The Mexicans grabbed a 1-0 lead in the 10th minute as Jorge Enriquez headed in a dos Santos free kick home. They doubled it in the 62nd minute when Javier Aquino scored from a tough angle off a good build-up by dos Santos and Marco Fabian.
But Senegal, making its Olympic soccer debut this year, would not give up. First, Moussa Konate ran his goal total to a tournament-best five when he headed in Pape Souare's cross in the 69th minute, the first goal the Mexicans allowed this tournament.
Eight minutes into the extra session, El Tri took advantage of the first of two Senegal mistakes as Papa Gueye lost the ball and dos Santos lifted the ball over goalkeeper Ousmane Mane for his third goal of the competition.
In the 109th minute, Abdoulaye Ba's sent a weak header back to Mane. Raul Jimenez picked it up and fed Herrera, who headed it into the net for a vital insurance goal.
"I'm so happy," dos Santos said. "It's an unbelievable experience for me and the team. Today was a great day."
South Korea 1, Great Britain 1
(South Korea advances on penalties, 5-4)
In a stunner, Korea overcame the hosts on penalty kicks, 5-4, in Cardiff, Wales.

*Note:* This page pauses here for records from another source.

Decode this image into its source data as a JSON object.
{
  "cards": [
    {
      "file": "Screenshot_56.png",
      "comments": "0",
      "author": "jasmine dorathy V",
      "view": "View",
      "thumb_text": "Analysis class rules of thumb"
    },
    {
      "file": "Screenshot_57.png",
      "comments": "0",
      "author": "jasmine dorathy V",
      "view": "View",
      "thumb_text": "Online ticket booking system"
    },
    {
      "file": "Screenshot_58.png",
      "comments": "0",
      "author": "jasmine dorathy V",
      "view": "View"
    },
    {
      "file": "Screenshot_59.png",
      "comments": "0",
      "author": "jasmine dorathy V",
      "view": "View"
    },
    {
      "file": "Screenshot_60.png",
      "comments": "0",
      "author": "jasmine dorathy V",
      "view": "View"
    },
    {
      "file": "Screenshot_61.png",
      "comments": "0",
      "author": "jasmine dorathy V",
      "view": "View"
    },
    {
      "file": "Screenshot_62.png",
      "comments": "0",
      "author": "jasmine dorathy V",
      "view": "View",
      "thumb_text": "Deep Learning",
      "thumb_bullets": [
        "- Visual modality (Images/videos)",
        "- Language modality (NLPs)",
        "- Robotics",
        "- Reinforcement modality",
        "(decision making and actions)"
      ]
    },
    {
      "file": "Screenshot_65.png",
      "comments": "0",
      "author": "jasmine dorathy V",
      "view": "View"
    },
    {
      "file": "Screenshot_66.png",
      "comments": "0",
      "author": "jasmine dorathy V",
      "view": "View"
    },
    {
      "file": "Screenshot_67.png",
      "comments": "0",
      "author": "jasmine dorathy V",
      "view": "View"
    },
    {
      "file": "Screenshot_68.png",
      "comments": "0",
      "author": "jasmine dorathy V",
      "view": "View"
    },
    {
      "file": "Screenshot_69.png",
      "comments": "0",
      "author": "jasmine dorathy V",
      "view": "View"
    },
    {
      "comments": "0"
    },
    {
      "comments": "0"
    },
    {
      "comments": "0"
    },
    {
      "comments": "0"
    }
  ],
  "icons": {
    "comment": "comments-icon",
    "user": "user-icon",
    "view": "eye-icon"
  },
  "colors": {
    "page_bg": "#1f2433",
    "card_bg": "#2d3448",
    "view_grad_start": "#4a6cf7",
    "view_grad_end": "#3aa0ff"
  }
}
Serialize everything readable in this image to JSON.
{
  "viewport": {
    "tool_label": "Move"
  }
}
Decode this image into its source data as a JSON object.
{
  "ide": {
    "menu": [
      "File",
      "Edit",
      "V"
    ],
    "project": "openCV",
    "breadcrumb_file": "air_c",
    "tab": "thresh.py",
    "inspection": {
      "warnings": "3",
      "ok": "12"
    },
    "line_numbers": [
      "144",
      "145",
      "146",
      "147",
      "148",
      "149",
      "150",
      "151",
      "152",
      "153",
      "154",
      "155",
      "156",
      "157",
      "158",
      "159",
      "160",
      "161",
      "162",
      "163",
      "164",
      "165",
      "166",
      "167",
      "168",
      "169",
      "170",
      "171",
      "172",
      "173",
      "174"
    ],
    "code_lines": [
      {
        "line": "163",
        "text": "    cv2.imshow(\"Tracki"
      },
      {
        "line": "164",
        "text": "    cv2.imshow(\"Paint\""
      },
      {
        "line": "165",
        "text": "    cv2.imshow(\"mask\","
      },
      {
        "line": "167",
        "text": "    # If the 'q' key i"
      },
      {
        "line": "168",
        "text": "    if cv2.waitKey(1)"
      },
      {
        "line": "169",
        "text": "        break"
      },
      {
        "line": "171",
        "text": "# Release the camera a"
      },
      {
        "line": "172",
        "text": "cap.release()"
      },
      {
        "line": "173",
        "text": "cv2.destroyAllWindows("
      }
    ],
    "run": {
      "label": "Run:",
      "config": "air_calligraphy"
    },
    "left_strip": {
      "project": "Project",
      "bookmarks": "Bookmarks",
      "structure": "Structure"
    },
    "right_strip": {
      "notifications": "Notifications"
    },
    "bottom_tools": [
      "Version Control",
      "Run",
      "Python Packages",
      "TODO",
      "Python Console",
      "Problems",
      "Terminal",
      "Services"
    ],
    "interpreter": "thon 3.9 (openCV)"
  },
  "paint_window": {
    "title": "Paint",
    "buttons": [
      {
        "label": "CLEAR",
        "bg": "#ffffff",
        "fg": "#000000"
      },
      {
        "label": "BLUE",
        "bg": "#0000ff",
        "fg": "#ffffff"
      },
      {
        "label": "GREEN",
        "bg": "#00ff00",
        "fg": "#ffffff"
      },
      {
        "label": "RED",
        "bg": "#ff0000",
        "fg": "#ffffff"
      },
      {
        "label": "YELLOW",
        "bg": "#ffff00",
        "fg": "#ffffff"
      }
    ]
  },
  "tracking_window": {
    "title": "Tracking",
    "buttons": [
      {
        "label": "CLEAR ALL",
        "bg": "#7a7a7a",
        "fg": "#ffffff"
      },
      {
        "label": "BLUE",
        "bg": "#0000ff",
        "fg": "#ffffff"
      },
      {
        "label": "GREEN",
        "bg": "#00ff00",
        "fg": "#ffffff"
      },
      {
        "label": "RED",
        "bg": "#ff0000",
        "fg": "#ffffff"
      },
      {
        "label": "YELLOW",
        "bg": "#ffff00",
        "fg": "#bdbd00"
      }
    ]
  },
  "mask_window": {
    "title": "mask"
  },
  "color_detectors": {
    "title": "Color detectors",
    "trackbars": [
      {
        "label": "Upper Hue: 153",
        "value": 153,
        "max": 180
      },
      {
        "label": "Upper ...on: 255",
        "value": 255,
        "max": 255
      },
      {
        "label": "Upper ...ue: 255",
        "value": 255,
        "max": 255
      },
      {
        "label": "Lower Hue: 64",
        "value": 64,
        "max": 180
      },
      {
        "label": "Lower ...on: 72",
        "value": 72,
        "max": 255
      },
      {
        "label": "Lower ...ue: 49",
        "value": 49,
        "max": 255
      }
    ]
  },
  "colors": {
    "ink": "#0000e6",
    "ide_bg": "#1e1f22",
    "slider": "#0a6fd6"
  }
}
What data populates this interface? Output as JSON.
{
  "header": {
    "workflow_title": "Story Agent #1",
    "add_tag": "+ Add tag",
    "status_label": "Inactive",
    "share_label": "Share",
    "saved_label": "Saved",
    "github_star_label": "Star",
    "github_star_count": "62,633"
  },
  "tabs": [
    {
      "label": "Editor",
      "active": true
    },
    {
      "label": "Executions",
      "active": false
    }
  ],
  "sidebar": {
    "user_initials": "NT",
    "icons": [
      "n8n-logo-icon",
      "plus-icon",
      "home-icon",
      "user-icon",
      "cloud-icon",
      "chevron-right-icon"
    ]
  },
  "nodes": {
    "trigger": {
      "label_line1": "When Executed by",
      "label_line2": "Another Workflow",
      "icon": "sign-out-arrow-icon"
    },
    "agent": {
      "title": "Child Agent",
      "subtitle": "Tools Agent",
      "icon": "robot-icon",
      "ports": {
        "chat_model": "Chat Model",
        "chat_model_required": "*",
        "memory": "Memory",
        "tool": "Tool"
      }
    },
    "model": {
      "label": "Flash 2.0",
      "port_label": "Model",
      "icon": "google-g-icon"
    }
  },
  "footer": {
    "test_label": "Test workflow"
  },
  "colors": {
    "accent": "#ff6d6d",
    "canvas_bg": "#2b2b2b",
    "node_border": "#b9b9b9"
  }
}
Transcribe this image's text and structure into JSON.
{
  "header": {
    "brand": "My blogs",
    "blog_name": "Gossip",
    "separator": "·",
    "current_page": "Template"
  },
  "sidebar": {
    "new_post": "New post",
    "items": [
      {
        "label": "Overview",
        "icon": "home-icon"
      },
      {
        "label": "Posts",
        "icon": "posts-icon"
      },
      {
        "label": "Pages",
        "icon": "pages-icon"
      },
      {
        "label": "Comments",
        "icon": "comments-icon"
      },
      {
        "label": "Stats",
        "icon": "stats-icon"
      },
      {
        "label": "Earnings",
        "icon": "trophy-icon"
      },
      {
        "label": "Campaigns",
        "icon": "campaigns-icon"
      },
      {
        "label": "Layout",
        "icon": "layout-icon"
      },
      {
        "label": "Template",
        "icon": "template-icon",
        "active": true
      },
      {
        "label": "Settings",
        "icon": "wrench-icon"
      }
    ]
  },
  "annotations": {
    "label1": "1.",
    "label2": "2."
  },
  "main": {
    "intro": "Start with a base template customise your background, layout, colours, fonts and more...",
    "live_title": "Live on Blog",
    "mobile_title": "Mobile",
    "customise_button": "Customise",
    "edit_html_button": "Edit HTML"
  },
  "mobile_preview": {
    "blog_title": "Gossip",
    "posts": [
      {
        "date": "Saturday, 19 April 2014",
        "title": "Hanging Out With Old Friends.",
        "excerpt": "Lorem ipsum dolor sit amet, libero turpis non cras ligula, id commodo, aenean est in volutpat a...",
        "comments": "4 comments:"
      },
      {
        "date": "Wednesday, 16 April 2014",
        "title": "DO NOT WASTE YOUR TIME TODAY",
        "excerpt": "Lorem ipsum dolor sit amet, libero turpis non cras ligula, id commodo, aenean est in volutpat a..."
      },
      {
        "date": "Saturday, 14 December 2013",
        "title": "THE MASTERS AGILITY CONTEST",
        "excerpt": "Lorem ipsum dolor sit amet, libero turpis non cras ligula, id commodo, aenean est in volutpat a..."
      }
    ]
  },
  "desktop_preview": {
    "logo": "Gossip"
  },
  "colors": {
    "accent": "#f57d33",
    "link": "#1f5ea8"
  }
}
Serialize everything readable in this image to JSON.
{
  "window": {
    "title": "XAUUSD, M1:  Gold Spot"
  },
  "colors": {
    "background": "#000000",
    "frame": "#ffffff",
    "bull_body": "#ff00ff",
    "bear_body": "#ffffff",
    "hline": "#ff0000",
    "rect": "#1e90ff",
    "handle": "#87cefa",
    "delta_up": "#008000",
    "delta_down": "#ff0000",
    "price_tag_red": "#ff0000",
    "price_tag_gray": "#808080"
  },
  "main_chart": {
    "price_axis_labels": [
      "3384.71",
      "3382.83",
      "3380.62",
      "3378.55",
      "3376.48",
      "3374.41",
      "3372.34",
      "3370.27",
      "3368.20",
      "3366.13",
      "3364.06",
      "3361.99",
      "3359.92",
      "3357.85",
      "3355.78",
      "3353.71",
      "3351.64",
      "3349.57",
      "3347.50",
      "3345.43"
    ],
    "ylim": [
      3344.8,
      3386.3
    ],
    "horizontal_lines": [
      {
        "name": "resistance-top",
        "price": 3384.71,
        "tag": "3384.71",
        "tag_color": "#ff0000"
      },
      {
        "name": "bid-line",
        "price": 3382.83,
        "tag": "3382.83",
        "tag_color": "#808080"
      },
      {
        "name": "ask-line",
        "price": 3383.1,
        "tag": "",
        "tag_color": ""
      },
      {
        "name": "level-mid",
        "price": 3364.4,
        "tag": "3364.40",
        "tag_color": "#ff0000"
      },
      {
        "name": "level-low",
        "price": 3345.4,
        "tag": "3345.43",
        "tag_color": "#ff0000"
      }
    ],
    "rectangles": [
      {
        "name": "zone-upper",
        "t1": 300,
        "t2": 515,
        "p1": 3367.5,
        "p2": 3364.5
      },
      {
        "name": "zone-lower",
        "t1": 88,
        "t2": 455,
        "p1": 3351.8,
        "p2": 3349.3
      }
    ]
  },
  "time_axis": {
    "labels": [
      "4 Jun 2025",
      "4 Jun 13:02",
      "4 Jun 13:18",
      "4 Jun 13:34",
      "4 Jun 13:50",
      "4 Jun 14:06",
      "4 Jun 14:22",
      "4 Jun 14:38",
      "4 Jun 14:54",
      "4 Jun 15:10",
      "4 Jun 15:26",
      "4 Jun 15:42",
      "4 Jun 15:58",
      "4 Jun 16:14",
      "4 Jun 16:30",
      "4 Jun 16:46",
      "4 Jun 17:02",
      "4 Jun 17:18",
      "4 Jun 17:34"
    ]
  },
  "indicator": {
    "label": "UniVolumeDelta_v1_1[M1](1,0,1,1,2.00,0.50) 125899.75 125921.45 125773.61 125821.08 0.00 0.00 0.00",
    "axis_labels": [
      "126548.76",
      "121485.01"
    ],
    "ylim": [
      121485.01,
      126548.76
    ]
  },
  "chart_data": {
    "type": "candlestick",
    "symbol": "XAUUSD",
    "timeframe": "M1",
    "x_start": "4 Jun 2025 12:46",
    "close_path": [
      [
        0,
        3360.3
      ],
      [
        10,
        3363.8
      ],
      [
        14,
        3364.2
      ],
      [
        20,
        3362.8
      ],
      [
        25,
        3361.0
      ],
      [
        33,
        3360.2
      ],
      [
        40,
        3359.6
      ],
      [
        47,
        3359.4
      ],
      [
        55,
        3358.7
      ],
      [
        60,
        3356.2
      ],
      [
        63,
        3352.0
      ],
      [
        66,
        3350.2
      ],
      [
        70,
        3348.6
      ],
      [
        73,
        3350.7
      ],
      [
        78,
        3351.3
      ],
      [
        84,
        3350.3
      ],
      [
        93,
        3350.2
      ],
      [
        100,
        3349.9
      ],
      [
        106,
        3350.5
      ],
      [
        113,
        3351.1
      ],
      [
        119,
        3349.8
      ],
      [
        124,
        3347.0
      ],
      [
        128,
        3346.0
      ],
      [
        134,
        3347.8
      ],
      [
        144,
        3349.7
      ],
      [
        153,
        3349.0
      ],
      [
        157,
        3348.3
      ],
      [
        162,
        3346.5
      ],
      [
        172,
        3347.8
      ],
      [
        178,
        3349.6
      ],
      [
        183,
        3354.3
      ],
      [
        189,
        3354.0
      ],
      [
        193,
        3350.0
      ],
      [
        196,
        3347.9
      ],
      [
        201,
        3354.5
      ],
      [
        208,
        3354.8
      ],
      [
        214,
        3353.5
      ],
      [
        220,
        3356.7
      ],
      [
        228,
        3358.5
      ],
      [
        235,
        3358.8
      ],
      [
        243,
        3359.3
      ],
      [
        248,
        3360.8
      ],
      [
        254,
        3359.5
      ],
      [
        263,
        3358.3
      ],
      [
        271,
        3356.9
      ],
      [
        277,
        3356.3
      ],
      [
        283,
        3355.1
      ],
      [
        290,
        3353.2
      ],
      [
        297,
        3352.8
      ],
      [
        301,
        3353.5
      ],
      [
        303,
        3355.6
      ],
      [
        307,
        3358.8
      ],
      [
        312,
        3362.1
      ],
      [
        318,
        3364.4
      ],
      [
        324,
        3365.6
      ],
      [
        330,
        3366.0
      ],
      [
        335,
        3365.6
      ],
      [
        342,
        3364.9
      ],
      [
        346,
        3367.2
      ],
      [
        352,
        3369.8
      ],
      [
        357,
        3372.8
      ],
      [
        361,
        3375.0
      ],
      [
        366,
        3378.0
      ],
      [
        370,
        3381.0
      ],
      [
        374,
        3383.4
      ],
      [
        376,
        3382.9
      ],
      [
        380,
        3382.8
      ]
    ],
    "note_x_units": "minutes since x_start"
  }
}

Ki Sung-yueng converted the winning penalty after Daniel Sturridge missed the fifth attempt for Britain. Korean substitute goalkeeper Lee Bum-young dived to his right to punch Sturridge's try away.
"The only thing that I told them was to keep calm and kick the ball with confidence,'' Korean coach Hong Myung-bo said. "I asked the players to make it very difficult for [Britain] to play its own game."
Ji Dong-won scored on a shot from distance to give the Koreans the lead in the 29th minute, but Aaron Ramsey countered with a penalty kick six minutes later. Ramsey could have given Britain a 2-1 advantage several minutes later, but he missed a second penalty due to a Korean handball.
"I think that's our sixth game maybe," said Manchester United standout midfielder Ryan Giggs. "The Korean lads had, I think, played 18 games unbeaten, so that's the sort of preparation they've had compared to our preparation. We've got better each game, but it was a bit difficult for us today."
Japan 3, Egypt 0
The Japanese qualified for the semifinals for the first time since 1968 in Manchester.
"It was very satisfying," Japan coach Takashi Sekizuka said. "Leading up to the Olympics my aim was to beat the world. With the given time we have prepared mentally and game-by-game we have been working very well together."
Japan took the lead in the 14th minute when Egyptian defender Ahmed Elshenawi collided with a defender vying for the ball and the onrushing Kensuke Nagai had an easy score.
The score remained that way until in the 78th minute, when Maya Yoshida headed home Hiroshi Kiyotake's free kick. A minute later, Yuki Otsu headed in Takahiro Ohgihara's feed.